Au cours de cet échange, Alice Wong a demandé aux réalisateurs ce qu'ils souhaitaient ou espéraient voir émerger de la diffusion de "Crip Camp" sur Netflix.

Screenshot_2020-04-02_James_LeBrecht_sur_Twitter_We_are_hearing_from_other_filmmakers_with_disabilities_that_they_are_feeli_._.png
Dans ce tweet, James LeBrecht, l'un des réalisateurs du documentaire indique que depuis la sortie du film et ses récompenses, il y a un changement d'attitude de la part de producteurs qui, il y a seulement quelques mois, n'auraient même pas regardé un projet mené par des réalisateurs handicapés. Il décrit cela comme "l'effet Crip Camp"...
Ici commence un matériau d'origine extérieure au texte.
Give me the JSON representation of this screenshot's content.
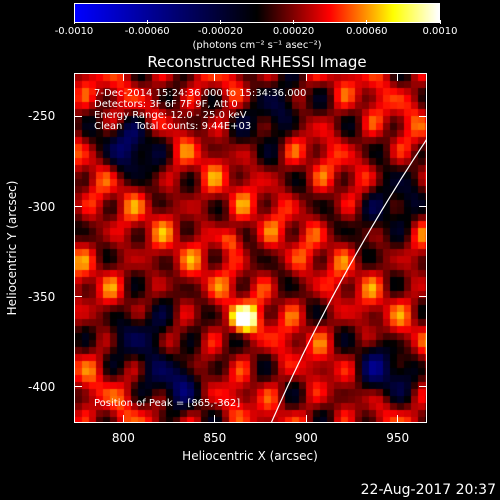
{
  "colorbar": {
    "tick_labels": [
      "-0.0010",
      "-0.00060",
      "-0.00020",
      "0.00020",
      "0.00060",
      "0.0010"
    ],
    "unit_label": "(photons cm⁻² s⁻¹ asec⁻²)",
    "colors": [
      "#0000ff",
      "#000000",
      "#ff0000",
      "#ffff00",
      "#ffffff"
    ]
  },
  "chart_data": {
    "type": "heatmap",
    "title": "Reconstructed RHESSI Image",
    "xlabel": "Heliocentric X (arcsec)",
    "ylabel": "Heliocentric Y (arcsec)",
    "xlim": [
      773,
      966
    ],
    "ylim": [
      -420,
      -226
    ],
    "x_ticks": [
      800,
      850,
      900,
      950
    ],
    "y_ticks": [
      -250,
      -300,
      -350,
      -400
    ],
    "peak": [
      865,
      -362
    ],
    "secondary_source": [
      858,
      -318
    ],
    "grid": false
  },
  "info_lines": [
    "7-Dec-2014 15:24:36.000 to 15:34:36.000",
    "Detectors: 3F 6F 7F 9F, Att 0",
    "Energy Range: 12.0 - 25.0 keV",
    "Clean    Total counts: 9.44E+03"
  ],
  "peak_text": "Position of Peak = [865,-362]",
  "timestamp": "22-Aug-2017 20:37"
}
Le documentaire est disponible dans de nombreuses langues ainsi que dans une version audiodécrite en français, assez vivante d'ailleurs.

Lecture des temps passés

Après des actualités très récentes, pourquoi ne pas plonger dans la mémoire de l'imprimerie...
C'est incroyable ce que l'on peut découvrir sur Gallica.
On y retrouve des noms déjà évoqués ici tels Jacques Arago, "équivalent" français de James Holman découvert dans Voyageur qui continua à voyager autour du monde après avoir perdu la vue à l'âge de quarante-sept ans, ou Pierre Villey, universitaire spécialiste de Montaigne, qui fait encore référence aujourd'hui, et qui a tant œuvré pour la reconnaissance des personnes aveugles.

Si vous avez envie de voyager autour du monde, à la rencontre d'autres cultures, Le voyage autour du monde de Jacques Arago est idéal.
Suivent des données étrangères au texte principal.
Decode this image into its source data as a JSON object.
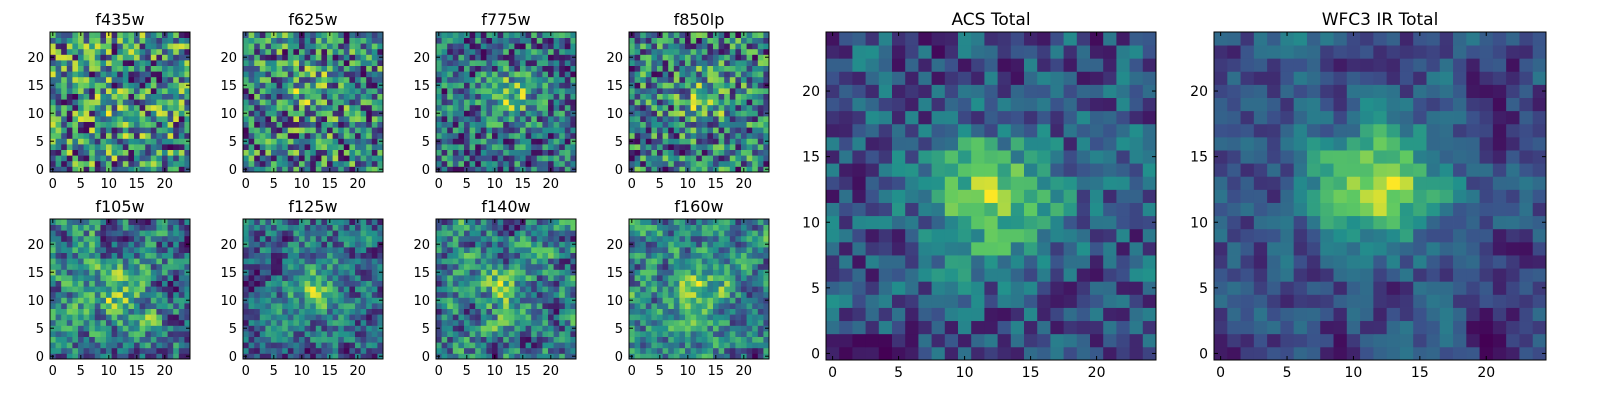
{
  "figure": {
    "colormap": "viridis",
    "colormap_stops": [
      "#440154",
      "#3b528b",
      "#21918c",
      "#5ec962",
      "#fde725"
    ]
  },
  "chart_data": [
    {
      "type": "heatmap",
      "title": "f435w",
      "grid_size": 25,
      "xlim": [
        -0.5,
        24.5
      ],
      "ylim": [
        -0.5,
        24.5
      ],
      "xticks": [
        0,
        5,
        10,
        15,
        20
      ],
      "yticks": [
        0,
        5,
        10,
        15,
        20
      ],
      "source_peak": {
        "x": 12,
        "y": 10
      },
      "source_strength": 0.05,
      "noise_level": 0.32,
      "smoothness": 0.0,
      "seed": 11
    },
    {
      "type": "heatmap",
      "title": "f625w",
      "grid_size": 25,
      "xlim": [
        -0.5,
        24.5
      ],
      "ylim": [
        -0.5,
        24.5
      ],
      "xticks": [
        0,
        5,
        10,
        15,
        20
      ],
      "yticks": [
        0,
        5,
        10,
        15,
        20
      ],
      "source_peak": {
        "x": 11,
        "y": 14
      },
      "source_strength": 0.15,
      "noise_level": 0.32,
      "smoothness": 0.0,
      "seed": 23
    },
    {
      "type": "heatmap",
      "title": "f775w",
      "grid_size": 25,
      "xlim": [
        -0.5,
        24.5
      ],
      "ylim": [
        -0.5,
        24.5
      ],
      "xticks": [
        0,
        5,
        10,
        15,
        20
      ],
      "yticks": [
        0,
        5,
        10,
        15,
        20
      ],
      "source_peak": {
        "x": 13,
        "y": 13
      },
      "source_strength": 0.3,
      "noise_level": 0.3,
      "smoothness": 0.0,
      "seed": 37
    },
    {
      "type": "heatmap",
      "title": "f850lp",
      "grid_size": 25,
      "xlim": [
        -0.5,
        24.5
      ],
      "ylim": [
        -0.5,
        24.5
      ],
      "xticks": [
        0,
        5,
        10,
        15,
        20
      ],
      "yticks": [
        0,
        5,
        10,
        15,
        20
      ],
      "source_peak": {
        "x": 13,
        "y": 13
      },
      "source_strength": 0.22,
      "noise_level": 0.32,
      "smoothness": 0.0,
      "seed": 41
    },
    {
      "type": "heatmap",
      "title": "f105w",
      "grid_size": 25,
      "xlim": [
        -0.5,
        24.5
      ],
      "ylim": [
        -0.5,
        24.5
      ],
      "xticks": [
        0,
        5,
        10,
        15,
        20
      ],
      "yticks": [
        0,
        5,
        10,
        15,
        20
      ],
      "source_peak": {
        "x": 12,
        "y": 11
      },
      "source_strength": 0.15,
      "noise_level": 0.3,
      "smoothness": 0.5,
      "seed": 53
    },
    {
      "type": "heatmap",
      "title": "f125w",
      "grid_size": 25,
      "xlim": [
        -0.5,
        24.5
      ],
      "ylim": [
        -0.5,
        24.5
      ],
      "xticks": [
        0,
        5,
        10,
        15,
        20
      ],
      "yticks": [
        0,
        5,
        10,
        15,
        20
      ],
      "source_peak": {
        "x": 12,
        "y": 12
      },
      "source_strength": 0.22,
      "noise_level": 0.28,
      "smoothness": 0.5,
      "seed": 67
    },
    {
      "type": "heatmap",
      "title": "f140w",
      "grid_size": 25,
      "xlim": [
        -0.5,
        24.5
      ],
      "ylim": [
        -0.5,
        24.5
      ],
      "xticks": [
        0,
        5,
        10,
        15,
        20
      ],
      "yticks": [
        0,
        5,
        10,
        15,
        20
      ],
      "source_peak": {
        "x": 12,
        "y": 12
      },
      "source_strength": 0.15,
      "noise_level": 0.3,
      "smoothness": 0.5,
      "seed": 71
    },
    {
      "type": "heatmap",
      "title": "f160w",
      "grid_size": 25,
      "xlim": [
        -0.5,
        24.5
      ],
      "ylim": [
        -0.5,
        24.5
      ],
      "xticks": [
        0,
        5,
        10,
        15,
        20
      ],
      "yticks": [
        0,
        5,
        10,
        15,
        20
      ],
      "source_peak": {
        "x": 12,
        "y": 11
      },
      "source_strength": 0.25,
      "noise_level": 0.28,
      "smoothness": 0.5,
      "seed": 83
    },
    {
      "type": "heatmap",
      "title": "ACS Total",
      "grid_size": 25,
      "xlim": [
        -0.5,
        24.5
      ],
      "ylim": [
        -0.5,
        24.5
      ],
      "xticks": [
        0,
        5,
        10,
        15,
        20
      ],
      "yticks": [
        0,
        5,
        10,
        15,
        20
      ],
      "source_peak": {
        "x": 12,
        "y": 12
      },
      "source_strength": 0.38,
      "noise_level": 0.2,
      "smoothness": 0.3,
      "seed": 97
    },
    {
      "type": "heatmap",
      "title": "WFC3 IR Total",
      "grid_size": 25,
      "xlim": [
        -0.5,
        24.5
      ],
      "ylim": [
        -0.5,
        24.5
      ],
      "xticks": [
        0,
        5,
        10,
        15,
        20
      ],
      "yticks": [
        0,
        5,
        10,
        15,
        20
      ],
      "source_peak": {
        "x": 12,
        "y": 13
      },
      "source_strength": 0.42,
      "noise_level": 0.2,
      "smoothness": 0.6,
      "seed": 131
    }
  ]
}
Quant à Pierre Villey, on ne peut que conseiller Le Monde des Aveugles - Essai de Psychologie paru en 1914.
Pierre Villey a également publié en 1925 l'aveugle dans le roman contemporain, une source très précieuse pour qui s'intéresse à la représentation de la cécité dans les romans. Il distribue des bonnes et (surtout) mauvaises notes à ses contemporains. C'est en lisant cette étonnante ressource que nous avions découvert Les Emmurés de Lucien Descaves. Le document est disponible dans de nombreuses versions, y compris en format Daisy. Le document est disponible en annexe de ce billet en format PDF.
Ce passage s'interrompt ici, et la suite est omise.